Note that our standardizers, like our developers, are extremely smart people. This however is again a mixed blessing – this talent creates at the very least an acceptance of complexity and a desire to conquer really hard problems, possibly in very clever ways.
The net result of the various forces on DNS not being checked is obvious: more and more complex features.
Orthogonality of features
As noted above, adding a lot of features can lead to a combinatorial explosion. DNSSEC has to know about DNAME. CZNic contributed related the following gem they discovered during the implementation of ‘aggressive NSEC for NXDOMAIN detection’: it collides with trust-anchor signalling. The TA signalling happens in the form of a query to the root that leads to an NXDOMAIN, with associated NSEC records. These NSEC records then shut up further TA signalling, as no TA related names apparently exist! And here two unrelated features now need to know about each other: aggressive NSEC needs to be disabled for TA signalling.
If even a limited number of features overlap (ie, are not fully orthogonal), soon the whole codebase consists of features interacting with each other.
We’re well on our way there, and this will lead to a reduction in quality, likely followed by a period of stasis where NO innovation is allowed anymore. And this would be bad.

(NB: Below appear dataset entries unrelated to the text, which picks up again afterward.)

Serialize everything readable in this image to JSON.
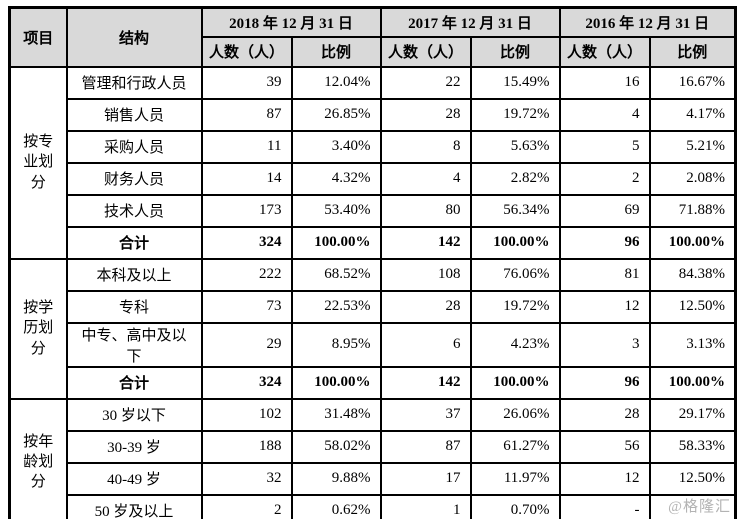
{
  "chart_data": {
    "type": "table",
    "header": {
      "item_label": "项目",
      "structure_label": "结构",
      "years": [
        "2018 年 12 月 31 日",
        "2017 年 12 月 31 日",
        "2016 年 12 月 31 日"
      ],
      "count_label": "人数（人）",
      "ratio_label": "比例"
    },
    "groups": [
      {
        "category": "按专业划分",
        "rows": [
          {
            "label": "管理和行政人员",
            "bold": false,
            "cells": [
              "39",
              "12.04%",
              "22",
              "15.49%",
              "16",
              "16.67%"
            ]
          },
          {
            "label": "销售人员",
            "bold": false,
            "cells": [
              "87",
              "26.85%",
              "28",
              "19.72%",
              "4",
              "4.17%"
            ]
          },
          {
            "label": "采购人员",
            "bold": false,
            "cells": [
              "11",
              "3.40%",
              "8",
              "5.63%",
              "5",
              "5.21%"
            ]
          },
          {
            "label": "财务人员",
            "bold": false,
            "cells": [
              "14",
              "4.32%",
              "4",
              "2.82%",
              "2",
              "2.08%"
            ]
          },
          {
            "label": "技术人员",
            "bold": false,
            "cells": [
              "173",
              "53.40%",
              "80",
              "56.34%",
              "69",
              "71.88%"
            ]
          },
          {
            "label": "合计",
            "bold": true,
            "cells": [
              "324",
              "100.00%",
              "142",
              "100.00%",
              "96",
              "100.00%"
            ]
          }
        ]
      },
      {
        "category": "按学历划分",
        "rows": [
          {
            "label": "本科及以上",
            "bold": false,
            "cells": [
              "222",
              "68.52%",
              "108",
              "76.06%",
              "81",
              "84.38%"
            ]
          },
          {
            "label": "专科",
            "bold": false,
            "cells": [
              "73",
              "22.53%",
              "28",
              "19.72%",
              "12",
              "12.50%"
            ]
          },
          {
            "label": "中专、高中及以下",
            "bold": false,
            "cells": [
              "29",
              "8.95%",
              "6",
              "4.23%",
              "3",
              "3.13%"
            ]
          },
          {
            "label": "合计",
            "bold": true,
            "cells": [
              "324",
              "100.00%",
              "142",
              "100.00%",
              "96",
              "100.00%"
            ]
          }
        ]
      },
      {
        "category": "按年龄划分",
        "rows": [
          {
            "label": "30 岁以下",
            "bold": false,
            "cells": [
              "102",
              "31.48%",
              "37",
              "26.06%",
              "28",
              "29.17%"
            ]
          },
          {
            "label": "30-39 岁",
            "bold": false,
            "cells": [
              "188",
              "58.02%",
              "87",
              "61.27%",
              "56",
              "58.33%"
            ]
          },
          {
            "label": "40-49 岁",
            "bold": false,
            "cells": [
              "32",
              "9.88%",
              "17",
              "11.97%",
              "12",
              "12.50%"
            ]
          },
          {
            "label": "50 岁及以上",
            "bold": false,
            "cells": [
              "2",
              "0.62%",
              "1",
              "0.70%",
              "-",
              ""
            ]
          }
        ]
      }
    ]
  },
  "watermark": "@格隆汇",
  "colors": {
    "header_bg": "#d9d9d9",
    "border": "#000000",
    "watermark": "#b3b3b3"
  }
}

DNS is still not private and there is a lot of work to do.
Suggestions
I rounded off my talk with a few simple suggestions:
- Think long and hard who wants a feature and who would benefit
- Conversely, who would bear the costs?
- in terms of development, operational stability/ quality impace, downstream complexity
- Involve development community more comprehensively
- It it not enough for "bert" or "wouter" or "ondrey" to feel that it could in theory be done
- Developer community develop some spine & "Product management"

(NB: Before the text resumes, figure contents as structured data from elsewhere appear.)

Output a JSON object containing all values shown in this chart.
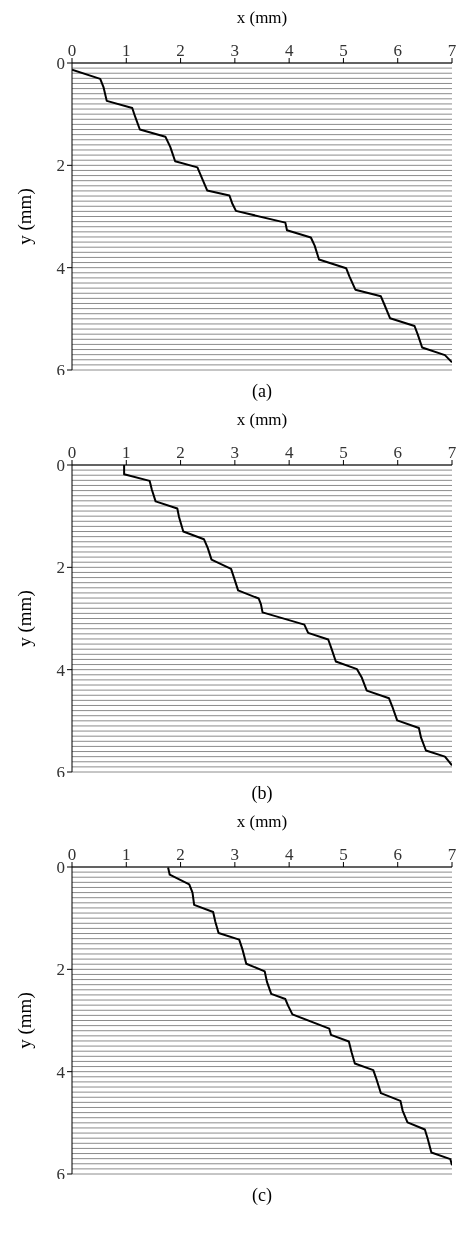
{
  "chart_data": [
    {
      "type": "line",
      "xlabel": "x (mm)",
      "ylabel": "y (mm)",
      "annotations": [
        "(a)"
      ],
      "xlim": [
        0,
        7
      ],
      "xticks": [
        0,
        1,
        2,
        3,
        4,
        5,
        6,
        7
      ],
      "ylim": [
        6,
        0
      ],
      "yticks": [
        0,
        {
          "value": 0.1,
          "label": null
        },
        {
          "value": 0.2,
          "label": null
        },
        {
          "value": 0.3,
          "label": null
        },
        {
          "value": 0.4,
          "label": null
        },
        {
          "value": 0.5,
          "label": null
        },
        {
          "value": 0.6,
          "label": null
        },
        {
          "value": 0.7,
          "label": null
        },
        {
          "value": 0.8,
          "label": null
        },
        {
          "value": 0.9,
          "label": null
        },
        {
          "value": 1,
          "label": null
        },
        {
          "value": 1.1,
          "label": null
        },
        {
          "value": 1.2,
          "label": null
        },
        {
          "value": 1.3,
          "label": null
        },
        {
          "value": 1.4,
          "label": null
        },
        {
          "value": 1.5,
          "label": null
        },
        {
          "value": 1.6,
          "label": null
        },
        {
          "value": 1.7,
          "label": null
        },
        {
          "value": 1.8,
          "label": null
        },
        {
          "value": 1.9,
          "label": null
        },
        2,
        {
          "value": 2.1,
          "label": null
        },
        {
          "value": 2.2,
          "label": null
        },
        {
          "value": 2.3,
          "label": null
        },
        {
          "value": 2.4,
          "label": null
        },
        {
          "value": 2.5,
          "label": null
        },
        {
          "value": 2.6,
          "label": null
        },
        {
          "value": 2.7,
          "label": null
        },
        {
          "value": 2.8,
          "label": null
        },
        {
          "value": 2.9,
          "label": null
        },
        {
          "value": 3,
          "label": null
        },
        {
          "value": 3.1,
          "label": null
        },
        {
          "value": 3.2,
          "label": null
        },
        {
          "value": 3.3,
          "label": null
        },
        {
          "value": 3.4,
          "label": null
        },
        {
          "value": 3.5,
          "label": null
        },
        {
          "value": 3.6,
          "label": null
        },
        {
          "value": 3.7,
          "label": null
        },
        {
          "value": 3.8,
          "label": null
        },
        {
          "value": 3.9,
          "label": null
        },
        4,
        {
          "value": 4.1,
          "label": null
        },
        {
          "value": 4.2,
          "label": null
        },
        {
          "value": 4.3,
          "label": null
        },
        {
          "value": 4.4,
          "label": null
        },
        {
          "value": 4.5,
          "label": null
        },
        {
          "value": 4.6,
          "label": null
        },
        {
          "value": 4.7,
          "label": null
        },
        {
          "value": 4.8,
          "label": null
        },
        {
          "value": 4.9,
          "label": null
        },
        {
          "value": 5,
          "label": null
        },
        {
          "value": 5.1,
          "label": null
        },
        {
          "value": 5.2,
          "label": null
        },
        {
          "value": 5.3,
          "label": null
        },
        {
          "value": 5.4,
          "label": null
        },
        {
          "value": 5.5,
          "label": null
        },
        {
          "value": 5.6,
          "label": null
        },
        {
          "value": 5.7,
          "label": null
        },
        {
          "value": 5.8,
          "label": null
        },
        {
          "value": 5.9,
          "label": null
        },
        6
      ],
      "grid": "y",
      "marker": "none",
      "line_style": "solid",
      "series": [
        {
          "color": "#000000",
          "x": [
            0,
            0.52,
            0.58,
            0.64,
            1.11,
            1.16,
            1.25,
            1.72,
            1.81,
            1.9,
            2.31,
            2.39,
            2.49,
            2.9,
            2.95,
            3.02,
            3.93,
            3.96,
            4.4,
            4.47,
            4.55,
            5.05,
            5.11,
            5.22,
            5.69,
            5.75,
            5.86,
            6.31,
            6.37,
            6.45,
            6.87,
            7
          ],
          "values": [
            0.13,
            0.31,
            0.47,
            0.74,
            0.88,
            1.04,
            1.3,
            1.44,
            1.64,
            1.92,
            2.04,
            2.24,
            2.49,
            2.59,
            2.74,
            2.89,
            3.12,
            3.27,
            3.41,
            3.57,
            3.84,
            4.01,
            4.17,
            4.43,
            4.56,
            4.71,
            4.99,
            5.14,
            5.31,
            5.56,
            5.71,
            5.85
          ]
        }
      ]
    },
    {
      "type": "line",
      "xlabel": "x (mm)",
      "ylabel": "y (mm)",
      "annotations": [
        "(b)"
      ],
      "xlim": [
        0,
        7
      ],
      "xticks": [
        0,
        1,
        2,
        3,
        4,
        5,
        6,
        7
      ],
      "ylim": [
        6,
        0
      ],
      "yticks": [
        0,
        {
          "value": 0.1,
          "label": null
        },
        {
          "value": 0.2,
          "label": null
        },
        {
          "value": 0.3,
          "label": null
        },
        {
          "value": 0.4,
          "label": null
        },
        {
          "value": 0.5,
          "label": null
        },
        {
          "value": 0.6,
          "label": null
        },
        {
          "value": 0.7,
          "label": null
        },
        {
          "value": 0.8,
          "label": null
        },
        {
          "value": 0.9,
          "label": null
        },
        {
          "value": 1,
          "label": null
        },
        {
          "value": 1.1,
          "label": null
        },
        {
          "value": 1.2,
          "label": null
        },
        {
          "value": 1.3,
          "label": null
        },
        {
          "value": 1.4,
          "label": null
        },
        {
          "value": 1.5,
          "label": null
        },
        {
          "value": 1.6,
          "label": null
        },
        {
          "value": 1.7,
          "label": null
        },
        {
          "value": 1.8,
          "label": null
        },
        {
          "value": 1.9,
          "label": null
        },
        2,
        {
          "value": 2.1,
          "label": null
        },
        {
          "value": 2.2,
          "label": null
        },
        {
          "value": 2.3,
          "label": null
        },
        {
          "value": 2.4,
          "label": null
        },
        {
          "value": 2.5,
          "label": null
        },
        {
          "value": 2.6,
          "label": null
        },
        {
          "value": 2.7,
          "label": null
        },
        {
          "value": 2.8,
          "label": null
        },
        {
          "value": 2.9,
          "label": null
        },
        {
          "value": 3,
          "label": null
        },
        {
          "value": 3.1,
          "label": null
        },
        {
          "value": 3.2,
          "label": null
        },
        {
          "value": 3.3,
          "label": null
        },
        {
          "value": 3.4,
          "label": null
        },
        {
          "value": 3.5,
          "label": null
        },
        {
          "value": 3.6,
          "label": null
        },
        {
          "value": 3.7,
          "label": null
        },
        {
          "value": 3.8,
          "label": null
        },
        {
          "value": 3.9,
          "label": null
        },
        4,
        {
          "value": 4.1,
          "label": null
        },
        {
          "value": 4.2,
          "label": null
        },
        {
          "value": 4.3,
          "label": null
        },
        {
          "value": 4.4,
          "label": null
        },
        {
          "value": 4.5,
          "label": null
        },
        {
          "value": 4.6,
          "label": null
        },
        {
          "value": 4.7,
          "label": null
        },
        {
          "value": 4.8,
          "label": null
        },
        {
          "value": 4.9,
          "label": null
        },
        {
          "value": 5,
          "label": null
        },
        {
          "value": 5.1,
          "label": null
        },
        {
          "value": 5.2,
          "label": null
        },
        {
          "value": 5.3,
          "label": null
        },
        {
          "value": 5.4,
          "label": null
        },
        {
          "value": 5.5,
          "label": null
        },
        {
          "value": 5.6,
          "label": null
        },
        {
          "value": 5.7,
          "label": null
        },
        {
          "value": 5.8,
          "label": null
        },
        {
          "value": 5.9,
          "label": null
        },
        6
      ],
      "grid": "y",
      "marker": "none",
      "line_style": "solid",
      "series": [
        {
          "color": "#000000",
          "x": [
            0.96,
            0.96,
            1.43,
            1.47,
            1.54,
            1.94,
            1.97,
            2.05,
            2.43,
            2.5,
            2.57,
            2.93,
            2.99,
            3.06,
            3.44,
            3.48,
            3.51,
            4.28,
            4.35,
            4.72,
            4.78,
            4.86,
            5.25,
            5.34,
            5.43,
            5.84,
            5.9,
            5.99,
            6.39,
            6.43,
            6.52,
            6.87,
            7
          ],
          "values": [
            0,
            0.18,
            0.31,
            0.48,
            0.71,
            0.85,
            1.01,
            1.3,
            1.45,
            1.62,
            1.85,
            2.03,
            2.22,
            2.45,
            2.61,
            2.72,
            2.88,
            3.12,
            3.28,
            3.41,
            3.59,
            3.84,
            3.99,
            4.16,
            4.41,
            4.56,
            4.72,
            4.99,
            5.14,
            5.33,
            5.58,
            5.7,
            5.87
          ]
        }
      ]
    },
    {
      "type": "line",
      "xlabel": "x (mm)",
      "ylabel": "y (mm)",
      "annotations": [
        "(c)"
      ],
      "xlim": [
        0,
        7
      ],
      "xticks": [
        0,
        1,
        2,
        3,
        4,
        5,
        6,
        7
      ],
      "ylim": [
        6,
        0
      ],
      "yticks": [
        0,
        {
          "value": 0.1,
          "label": null
        },
        {
          "value": 0.2,
          "label": null
        },
        {
          "value": 0.3,
          "label": null
        },
        {
          "value": 0.4,
          "label": null
        },
        {
          "value": 0.5,
          "label": null
        },
        {
          "value": 0.6,
          "label": null
        },
        {
          "value": 0.7,
          "label": null
        },
        {
          "value": 0.8,
          "label": null
        },
        {
          "value": 0.9,
          "label": null
        },
        {
          "value": 1,
          "label": null
        },
        {
          "value": 1.1,
          "label": null
        },
        {
          "value": 1.2,
          "label": null
        },
        {
          "value": 1.3,
          "label": null
        },
        {
          "value": 1.4,
          "label": null
        },
        {
          "value": 1.5,
          "label": null
        },
        {
          "value": 1.6,
          "label": null
        },
        {
          "value": 1.7,
          "label": null
        },
        {
          "value": 1.8,
          "label": null
        },
        {
          "value": 1.9,
          "label": null
        },
        2,
        {
          "value": 2.1,
          "label": null
        },
        {
          "value": 2.2,
          "label": null
        },
        {
          "value": 2.3,
          "label": null
        },
        {
          "value": 2.4,
          "label": null
        },
        {
          "value": 2.5,
          "label": null
        },
        {
          "value": 2.6,
          "label": null
        },
        {
          "value": 2.7,
          "label": null
        },
        {
          "value": 2.8,
          "label": null
        },
        {
          "value": 2.9,
          "label": null
        },
        {
          "value": 3,
          "label": null
        },
        {
          "value": 3.1,
          "label": null
        },
        {
          "value": 3.2,
          "label": null
        },
        {
          "value": 3.3,
          "label": null
        },
        {
          "value": 3.4,
          "label": null
        },
        {
          "value": 3.5,
          "label": null
        },
        {
          "value": 3.6,
          "label": null
        },
        {
          "value": 3.7,
          "label": null
        },
        {
          "value": 3.8,
          "label": null
        },
        {
          "value": 3.9,
          "label": null
        },
        4,
        {
          "value": 4.1,
          "label": null
        },
        {
          "value": 4.2,
          "label": null
        },
        {
          "value": 4.3,
          "label": null
        },
        {
          "value": 4.4,
          "label": null
        },
        {
          "value": 4.5,
          "label": null
        },
        {
          "value": 4.6,
          "label": null
        },
        {
          "value": 4.7,
          "label": null
        },
        {
          "value": 4.8,
          "label": null
        },
        {
          "value": 4.9,
          "label": null
        },
        {
          "value": 5,
          "label": null
        },
        {
          "value": 5.1,
          "label": null
        },
        {
          "value": 5.2,
          "label": null
        },
        {
          "value": 5.3,
          "label": null
        },
        {
          "value": 5.4,
          "label": null
        },
        {
          "value": 5.5,
          "label": null
        },
        {
          "value": 5.6,
          "label": null
        },
        {
          "value": 5.7,
          "label": null
        },
        {
          "value": 5.8,
          "label": null
        },
        {
          "value": 5.9,
          "label": null
        },
        6
      ],
      "grid": "y",
      "marker": "none",
      "line_style": "solid",
      "series": [
        {
          "color": "#000000",
          "x": [
            1.77,
            1.8,
            2.16,
            2.22,
            2.25,
            2.6,
            2.64,
            2.7,
            3.08,
            3.14,
            3.21,
            3.55,
            3.59,
            3.67,
            3.93,
            3.98,
            4.06,
            4.74,
            4.77,
            5.1,
            5.15,
            5.21,
            5.55,
            5.6,
            5.69,
            6.05,
            6.09,
            6.18,
            6.5,
            6.55,
            6.62,
            6.97,
            7
          ],
          "values": [
            0.01,
            0.15,
            0.34,
            0.5,
            0.74,
            0.88,
            1.07,
            1.29,
            1.42,
            1.61,
            1.89,
            2.04,
            2.24,
            2.48,
            2.58,
            2.71,
            2.88,
            3.16,
            3.28,
            3.41,
            3.62,
            3.84,
            3.97,
            4.12,
            4.42,
            4.57,
            4.76,
            4.99,
            5.13,
            5.3,
            5.58,
            5.71,
            5.83
          ]
        }
      ]
    }
  ]
}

- Work even harder to involve operational community
- Not easy for them to come to IETF and similar venues
- Not authorized to speak
- No travel budget
Quickly a 20 person long queue formed at the mic. It turns out that while I may have correctly diagnosed a problem, and that there is wide agreement that we are digging a hole for ourselves, I had not given sufficient thought about any solutions.

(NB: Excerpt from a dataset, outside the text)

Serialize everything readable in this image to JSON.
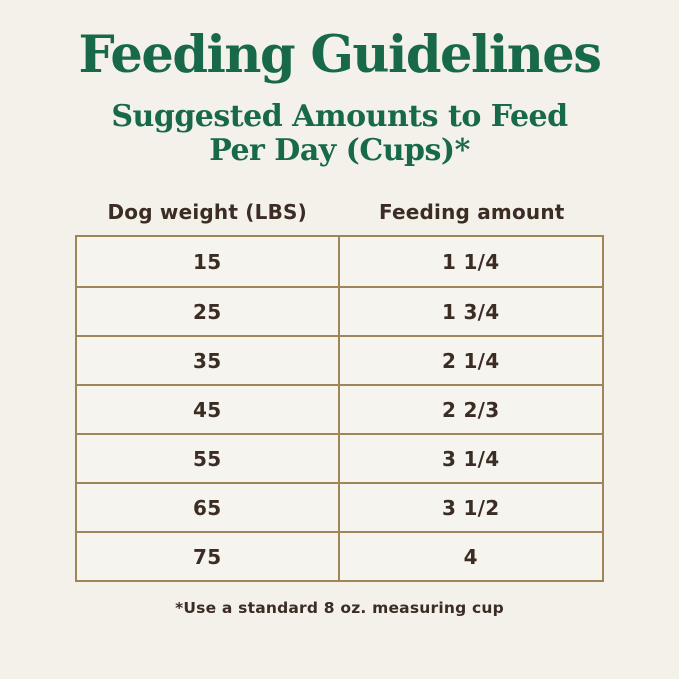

IETF GROW WG chair Job Snijders noted that the BGP-related WGs have implemented different constituencies (vendors, operators) that all have to agree. In addition, interoperable implementations are a requirement before a draft can progress to standard. This alone would cut back significantly on the flow of new standards.
Other speakers with experience in hardware and commercial software noted that in their world the commercial vendors provided ample feedback to not make life too difficult, or that such complexity would at least come at huge monetary cost. Since in open source features are free, we do not “benefit” from that feedback.
There was enthusiasm for the idea of going through the “200 DNS RFCs” and deprecating stuff we no longer thought was a good idea. This enthusiasm was more in theory than in practice though as it is known to be soul crushing work.
The concept however of reducing at least the growth in DNS complexity was very well received. And in fact, in subsequent days, there was frequent discussion about the “DNS Camel”:
- This document does not propose any new extensions to the DNS protocol.
- It merely outlines operational deployment models for DNSSEC with multiple providers
And in fact, a draft has even been written that simplifies DNS by specifying DNS implementations no longer need to probe for EDNS0 support. The name of the draft? draft-spacek-edns-camel-diet-00!
I’m somewhat frightened of the amount of attention my presentation got, but happy to conclude it apparently struck a nerve that needed to be struck.
Next steps
So what are the next steps? There is a lot to ponder.
I’ve been urged by several very persuasive people to not only rant about the problem but to also contribute to the solution, and I’ve decided these people are right. So please watch this space!